One of my highlight pictures was taken this year at Cadiz in Spain. For a few days I had seen the flamingos wading through the salt pans, and in large flocks roaming along the sky.
When the weather promised a beautiful sunset, I went by bike in search of a suitable photo spot. Many swallowed and inhaled mosquitoes – buzzing over the lagoons in indescribable quantities – later, I found a place, strapped the 300mm lens to the camera and constantly jumped back and forth to position the constantly wading flamingos perfectly in the reflected light of the sun.
In the end, I was more than rewarded when another flamingo flew through the picture at just the right moment!

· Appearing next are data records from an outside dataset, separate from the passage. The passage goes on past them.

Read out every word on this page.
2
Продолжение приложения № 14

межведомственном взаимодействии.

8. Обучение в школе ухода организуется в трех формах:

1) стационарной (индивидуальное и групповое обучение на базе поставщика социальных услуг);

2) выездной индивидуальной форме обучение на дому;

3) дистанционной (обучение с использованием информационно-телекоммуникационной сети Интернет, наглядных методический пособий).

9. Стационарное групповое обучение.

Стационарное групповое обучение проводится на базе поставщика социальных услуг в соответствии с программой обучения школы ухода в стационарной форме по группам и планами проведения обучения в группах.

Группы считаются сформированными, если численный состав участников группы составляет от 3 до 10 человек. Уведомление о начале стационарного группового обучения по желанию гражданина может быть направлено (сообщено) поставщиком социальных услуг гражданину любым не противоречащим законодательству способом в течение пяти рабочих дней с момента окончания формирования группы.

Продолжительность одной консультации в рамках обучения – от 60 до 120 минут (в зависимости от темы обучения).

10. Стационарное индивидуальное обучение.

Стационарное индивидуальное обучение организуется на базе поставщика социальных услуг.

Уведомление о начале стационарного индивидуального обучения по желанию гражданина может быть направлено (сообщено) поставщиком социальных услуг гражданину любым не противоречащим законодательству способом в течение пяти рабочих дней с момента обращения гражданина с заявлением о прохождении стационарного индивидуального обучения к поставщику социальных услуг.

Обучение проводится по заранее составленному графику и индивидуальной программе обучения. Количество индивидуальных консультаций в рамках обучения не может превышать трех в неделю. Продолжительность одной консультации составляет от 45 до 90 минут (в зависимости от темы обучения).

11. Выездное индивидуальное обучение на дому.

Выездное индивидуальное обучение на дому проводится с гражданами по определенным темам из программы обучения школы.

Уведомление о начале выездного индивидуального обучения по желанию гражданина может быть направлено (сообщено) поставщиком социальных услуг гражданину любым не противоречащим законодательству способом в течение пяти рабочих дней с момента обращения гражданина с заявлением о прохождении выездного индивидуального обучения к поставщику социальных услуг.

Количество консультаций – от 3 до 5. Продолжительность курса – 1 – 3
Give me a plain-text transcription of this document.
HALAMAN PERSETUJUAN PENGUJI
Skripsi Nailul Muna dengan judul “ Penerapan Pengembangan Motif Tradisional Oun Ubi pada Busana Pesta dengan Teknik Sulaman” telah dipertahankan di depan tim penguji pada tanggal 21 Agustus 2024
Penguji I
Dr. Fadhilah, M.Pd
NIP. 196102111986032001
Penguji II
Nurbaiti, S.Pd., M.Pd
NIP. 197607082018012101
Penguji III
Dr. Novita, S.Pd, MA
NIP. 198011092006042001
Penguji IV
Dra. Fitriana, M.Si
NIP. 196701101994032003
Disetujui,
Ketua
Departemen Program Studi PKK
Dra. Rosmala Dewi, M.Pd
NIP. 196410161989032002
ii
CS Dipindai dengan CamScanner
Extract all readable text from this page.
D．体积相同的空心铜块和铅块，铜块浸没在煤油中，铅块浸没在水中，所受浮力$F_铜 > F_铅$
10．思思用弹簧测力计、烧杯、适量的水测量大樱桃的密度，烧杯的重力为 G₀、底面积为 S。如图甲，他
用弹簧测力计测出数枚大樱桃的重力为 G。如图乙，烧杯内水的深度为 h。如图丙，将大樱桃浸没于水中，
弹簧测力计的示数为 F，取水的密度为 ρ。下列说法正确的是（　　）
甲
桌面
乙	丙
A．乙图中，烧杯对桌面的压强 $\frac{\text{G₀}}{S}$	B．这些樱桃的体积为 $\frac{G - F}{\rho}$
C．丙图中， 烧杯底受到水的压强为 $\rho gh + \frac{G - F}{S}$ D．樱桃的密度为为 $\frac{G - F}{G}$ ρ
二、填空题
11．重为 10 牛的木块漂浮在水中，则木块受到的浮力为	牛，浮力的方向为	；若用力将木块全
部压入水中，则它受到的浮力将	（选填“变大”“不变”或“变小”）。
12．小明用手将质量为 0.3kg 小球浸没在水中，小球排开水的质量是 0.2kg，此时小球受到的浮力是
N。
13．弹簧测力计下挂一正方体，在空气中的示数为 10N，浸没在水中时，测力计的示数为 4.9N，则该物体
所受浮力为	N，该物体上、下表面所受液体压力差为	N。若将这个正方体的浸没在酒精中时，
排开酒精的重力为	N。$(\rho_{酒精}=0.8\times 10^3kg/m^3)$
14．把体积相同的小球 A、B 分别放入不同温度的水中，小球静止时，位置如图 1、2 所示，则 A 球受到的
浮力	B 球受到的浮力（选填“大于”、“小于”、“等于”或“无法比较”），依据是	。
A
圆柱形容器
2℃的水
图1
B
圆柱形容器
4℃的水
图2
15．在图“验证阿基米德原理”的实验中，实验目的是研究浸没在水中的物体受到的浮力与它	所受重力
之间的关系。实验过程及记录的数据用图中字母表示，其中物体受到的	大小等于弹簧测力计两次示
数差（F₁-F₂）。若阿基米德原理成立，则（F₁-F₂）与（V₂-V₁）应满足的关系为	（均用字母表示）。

My favorite photo of the year was captured back in February when I was testing out the new OM-1. I awoke early in the hope of photographing a brilliant sunrise. My goal was to shoot this lighthouse but was disappointed to see clear skies. In order to add some interest to the sky I opted to frame it with a frozen “wave of ice” that had formed along the shore. In order to maximize my depth of field I enabled the focus stacking feature in the OM-1. I love the rich colors and how the ice plays with the early morning light.
Hummingbirds need nectar to live, so it's only natural that they actively protect their energy source. The moment another individual appeared in the Booted Rocket-tail's territory, the male immediately took off to chase it away. At that moment, he spread his decorative tail feathers in warning, which optically increased the dimensions of this rather small species. Everything happened in a fraction of a second, and the new focusing system on the OM-1 with bird detection helped me a lot to capture the moment. It worked exactly the way I wished and one of the pictures from the whole serie shows the hummingbird in all its glory.
In June, Lerwick Harbour is alive with returning seabirds, and Common Terns, of which there are far fewer, arrive back before the majority of Arctic terns. The harbour front is the best place to view them as they rest up after their mammoth migration and feed on the plentiful small shoals on fish in the harbour shallows. Keen to obtain more urban style ship backdrops to my images, I headed out to try and find some suitable subject matter amongst the bow to stern congregation of pelagic vessels in one busy pier. There were a few single terns, using ships ropes to fish from and one was at the stern of a massive Pelagic Lerwick-based vessel with huge blue writing along the back. Many times the tern retuned to the ropes but at far from ideal angles or height. Eventually it landed at the juxtaposition of two ropes, and started calling loudly. Suddenly another tern came in like lightning from the side with a small fish and raised it's wings up and head tilted in display mode after the gift pass-over.
The OM-1 is so lightweight, the bird recognition and auto-focus so reliable and so fast, taking this kind of spontaneous action shot becomes effortless and incredibly enjoyable.
You don't see a fox in a resting position very often. I was happy to get this opportunity during a long walk. With my 300mm PRO lens and 1.4 teleconverter I was able to keep some distance so I wouldn't disturb this fantastic animal. And then that light. It fell into place perfectly.